ISO 44001 addresses this disconnect. It recognises that today’s business models involve multiple organisations combining resources and capabilities across diverse industries, cultures and countries to achieve desired outcomes.

Hawkins says that the standard is not an antidote, but it provides a structure and common language that organisations can use to pursue their respective objectives for mutual benefit.

Learning from the past

The standard’s eight-stage life cycle model embeds requirements within organisational management systems so that collaborative working becomes a natural part of the business development and operational processes. This supports relationship-building between organisations rather than just sole individuals.

Hawkins says: “In the 1990s, partnering was a common term frequently adopted more for fashion than substance. The majority of these arrangements were deemed failures in part because there was no business reason to partner, or they were managed through more traditional governance models and structures.”

ISO 44001 has the Collaboration, Relationship, Assessment, Fulfilment and Transformation (CRAFT) life cycle at its core. The model was originally designed for members of the ICW then was adopted by the British Standards Institution (BSI), as the foundation for BS 11000:2010 – the predecessor of ISO 44001.

According to Hawkins, the CRAFT approach was designed to accelerate the development of strategic integrated solutions between organisations because partnerships tended to take three to four years to fully engage. This systemic approach to collaboration also helps ensure that established relationships are sustainable and endure, unlike previous methods that relied solely on personal relationships across organisational boundaries.

The life cycle  

ISO 44001’s framework fits within operation clause eight of the High-Level Structure (Annex SL) for ISO management standards and can be assessed for certification.

The key milestones of the eight-stage life cycle are:

  • Operational awareness: Collaborative working will likely fail without support from top management.
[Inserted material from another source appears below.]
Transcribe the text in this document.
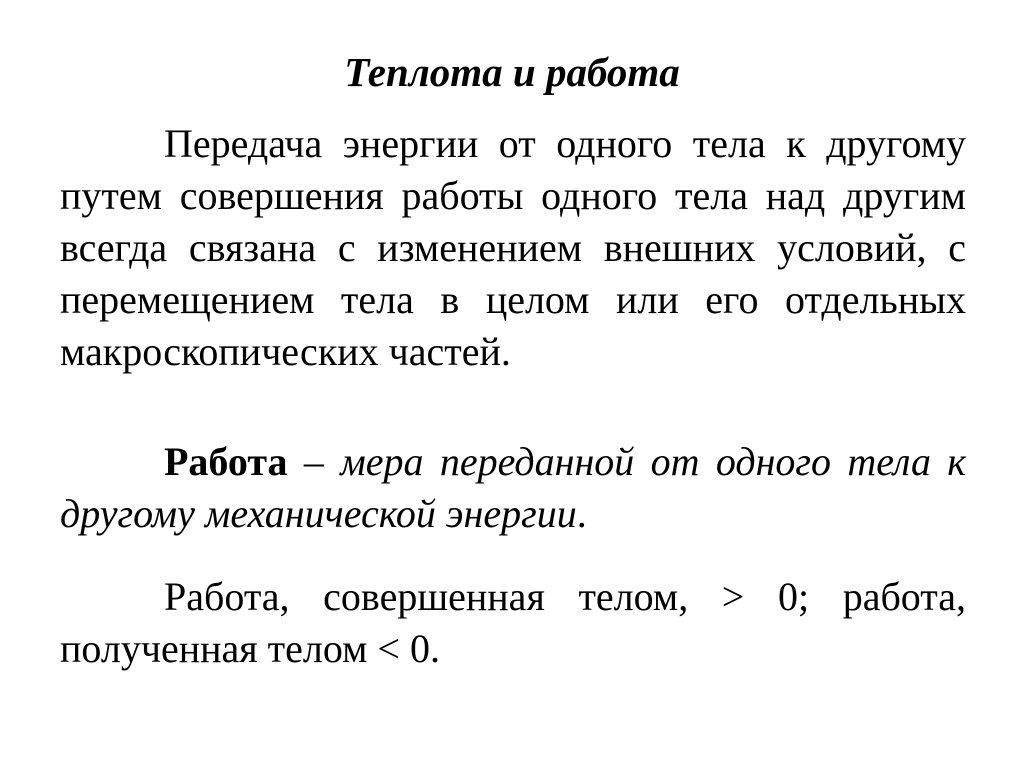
Теплота и работа

Передача энергии от одного тела к другому путем совершения работы одного тела над другим всегда связана с изменением внешних условий, с перемещением тела в целом или его отдельных макроскопических частей.

Работа – мера переданной от одного тела к другому механической энергии.

Работа, совершенная телом, > 0; работа, полученная телом < 0.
This is crucial to ensure that relationships are beneficial, appropriate and sustainable.
  • Knowledge: Identify appropriate business opportunities where collaboration is critical, desirable and creates a robust business case. This enables the business base to drive the right strategy to work together efficiently.
  • Internal assessment: Granted that the business case makes sense, the organisation must set up its teams with the capability, skills, processes and systems to effectively adopt collaboration.
  • Partner selection: Identify and select the most appropriate partner(s) to work with. This means looking beyond financial and technical assessments to incorporate cultural fit. Don’t negotiate for short-term wins.
  • Working together: Create a joint governance and management structure along with processes that ensure all partners have a clarity of purpose and are focused to deliver mutual benefit.
  • Value creation: Maintain a focus on joint innovation, continuous improvement and adding value to the relationship beyond initial targets.
  • Staying together: Ensure that the relationship and deliverables are effectively and jointly monitored, measured and, where necessary, managed to achieve the objectives.
  • Exit strategy activation: The lack of consideration for an exit strategy is frequently a major cause for poor engagement, due to the fear of misunderstanding the implications of leaving the relationship or completing the activity.

Top tips

Hawkins has the following advice for organisations that want to implement ISO 44001:

  • Start small. Test the approach before pursuing a broader application.
  • Train up internal champions that can translate the framework into the context and language of the business.
  • Do not set certification as the objective. Focus on the business benefits instead.
  • When two organisations come together, there are three sets of objectives: yours, mine and ours. If these are not satisfied, the parties will drift apart.
  • Ensure there is a process for practical issues resolution that encourages solutions at the lowest level. The problem is not about what the issues are, it’s about the way the issues are managed.
  • Start with your vision for the end. From day one, focus on the exit strategy and develop this with both internal and external partners.

Hawkins says the secret to success is simple. “It may sound dumb, but remember you cannot collaborate on your own. It is a joint win that matters and makes collaborative working successful,” he concludes.